Chemistry - How can the formula of WD-40 remain a trade secret?

Solution 1:

"How can it remain secret?". Trivial answer is - it can't (it isn't).

WD40 is a Fast Moving Consumer Good (FMCG). It is also a reasonably cheap product - as an industrial chemist this suggests at least two things to me:

  1. It doesn't contain anything rare or expensive
  2. It isn't difficult to manufacture

As an ex-petroleum chemical analyst, with access to a reasonably complete lab, checks to do :

  • Get the Safety Data Sheet (below is composite information from a number of WD-40 Penetrant SDS)

    cas %

  • 64742-47-8 50-70 isoparaffins petroleum hydrotreated HFP

    64742-56-9 30-35 paraffinic distillate, light, solvent-dewaxed

    61789-86-4 <5 calcium petroleum sulfonate

    111-76-2 1-3 ethylene glycol monobutyl ether

    Not Available 1 fragrance

  • Check the SDS info using physical/chemical testing If you have the gear available : Density Distillation FTIR GC (GC-MS if you have it) AAS/ICP - metals (ICP multielement would be best) CHOSNP analysis for hetero atoms

  • Rebuild the product from data. Check to see if it performs the same.
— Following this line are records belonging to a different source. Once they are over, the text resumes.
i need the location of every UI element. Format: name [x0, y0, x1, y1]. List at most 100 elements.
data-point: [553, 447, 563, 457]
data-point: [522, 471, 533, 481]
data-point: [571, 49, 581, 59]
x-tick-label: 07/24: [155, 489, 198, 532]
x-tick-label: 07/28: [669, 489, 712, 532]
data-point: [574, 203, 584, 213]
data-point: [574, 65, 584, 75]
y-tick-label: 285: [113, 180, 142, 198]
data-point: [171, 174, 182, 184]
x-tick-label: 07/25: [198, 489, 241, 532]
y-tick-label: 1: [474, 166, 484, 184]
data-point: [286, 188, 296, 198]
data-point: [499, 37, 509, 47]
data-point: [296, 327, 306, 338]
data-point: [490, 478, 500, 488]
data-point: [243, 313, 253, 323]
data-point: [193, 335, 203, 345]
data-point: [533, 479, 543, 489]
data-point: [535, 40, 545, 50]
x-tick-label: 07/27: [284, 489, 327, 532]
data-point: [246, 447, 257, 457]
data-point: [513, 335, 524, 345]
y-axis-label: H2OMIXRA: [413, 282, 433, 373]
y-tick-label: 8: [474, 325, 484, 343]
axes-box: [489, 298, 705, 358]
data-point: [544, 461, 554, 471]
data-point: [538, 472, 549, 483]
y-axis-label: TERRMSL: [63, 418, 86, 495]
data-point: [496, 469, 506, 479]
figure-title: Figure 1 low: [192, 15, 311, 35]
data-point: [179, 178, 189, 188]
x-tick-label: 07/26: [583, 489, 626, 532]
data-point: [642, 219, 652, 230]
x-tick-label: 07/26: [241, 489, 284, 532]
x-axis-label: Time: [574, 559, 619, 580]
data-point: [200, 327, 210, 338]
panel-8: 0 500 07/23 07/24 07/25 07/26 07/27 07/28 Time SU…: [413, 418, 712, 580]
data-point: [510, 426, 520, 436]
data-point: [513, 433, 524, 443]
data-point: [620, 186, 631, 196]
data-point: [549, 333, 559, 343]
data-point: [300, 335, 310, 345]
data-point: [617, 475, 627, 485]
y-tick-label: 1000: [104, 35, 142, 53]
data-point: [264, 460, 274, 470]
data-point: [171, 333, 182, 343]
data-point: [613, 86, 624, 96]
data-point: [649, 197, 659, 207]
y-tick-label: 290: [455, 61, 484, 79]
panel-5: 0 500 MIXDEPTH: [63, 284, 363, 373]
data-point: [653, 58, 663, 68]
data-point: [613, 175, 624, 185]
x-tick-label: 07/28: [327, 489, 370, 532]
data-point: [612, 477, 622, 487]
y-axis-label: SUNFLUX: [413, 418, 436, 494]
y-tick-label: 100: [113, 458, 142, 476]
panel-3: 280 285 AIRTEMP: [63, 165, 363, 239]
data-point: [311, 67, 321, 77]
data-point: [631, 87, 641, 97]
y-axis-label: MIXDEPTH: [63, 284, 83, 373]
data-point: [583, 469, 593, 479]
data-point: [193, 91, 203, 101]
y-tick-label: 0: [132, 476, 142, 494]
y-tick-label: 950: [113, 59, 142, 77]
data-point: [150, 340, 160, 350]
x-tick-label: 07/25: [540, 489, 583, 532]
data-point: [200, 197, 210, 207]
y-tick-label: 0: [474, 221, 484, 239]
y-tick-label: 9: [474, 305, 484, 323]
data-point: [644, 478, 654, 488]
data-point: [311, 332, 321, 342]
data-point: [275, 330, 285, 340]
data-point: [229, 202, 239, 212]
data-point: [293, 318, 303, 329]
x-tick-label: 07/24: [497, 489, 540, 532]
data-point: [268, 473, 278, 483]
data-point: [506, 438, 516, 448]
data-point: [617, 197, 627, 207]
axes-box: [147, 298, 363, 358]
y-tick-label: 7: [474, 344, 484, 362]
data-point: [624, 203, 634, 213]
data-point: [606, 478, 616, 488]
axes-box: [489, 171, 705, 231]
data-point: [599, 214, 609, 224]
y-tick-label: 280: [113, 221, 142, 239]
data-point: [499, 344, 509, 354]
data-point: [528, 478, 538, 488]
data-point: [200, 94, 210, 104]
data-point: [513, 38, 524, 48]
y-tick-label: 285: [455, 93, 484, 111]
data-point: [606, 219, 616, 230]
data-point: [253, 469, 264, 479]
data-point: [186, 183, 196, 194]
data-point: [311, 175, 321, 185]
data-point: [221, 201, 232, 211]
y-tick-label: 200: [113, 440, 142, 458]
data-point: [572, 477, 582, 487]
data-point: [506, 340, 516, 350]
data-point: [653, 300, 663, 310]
  • Improve on the product (believe me - WD-40 is NOT the be all and end all of penetrating oils - technology has improved since its formulation).

Solution 2:

A fundamental problem in analytical chemistry is that we never analyze a complete unknown mixture simply because of time and money constraints. Finding each and every component of a complex unknown mixture is quite impossible. NMR is good for pure compounds only, mass spectrometer is "blind" to several analytes because they do not ionize very well. It is unable to distinguish the masses of isomers. You may ask what can't we make synthetic gasoline? The reason is that it literally contains thousand and thousands of compounds and people are even discovering more by using million dollar Fourier transform ion cyclotron resonance mass spectrometers. So back to the question, is it worth analyzing a completely unknown mixture?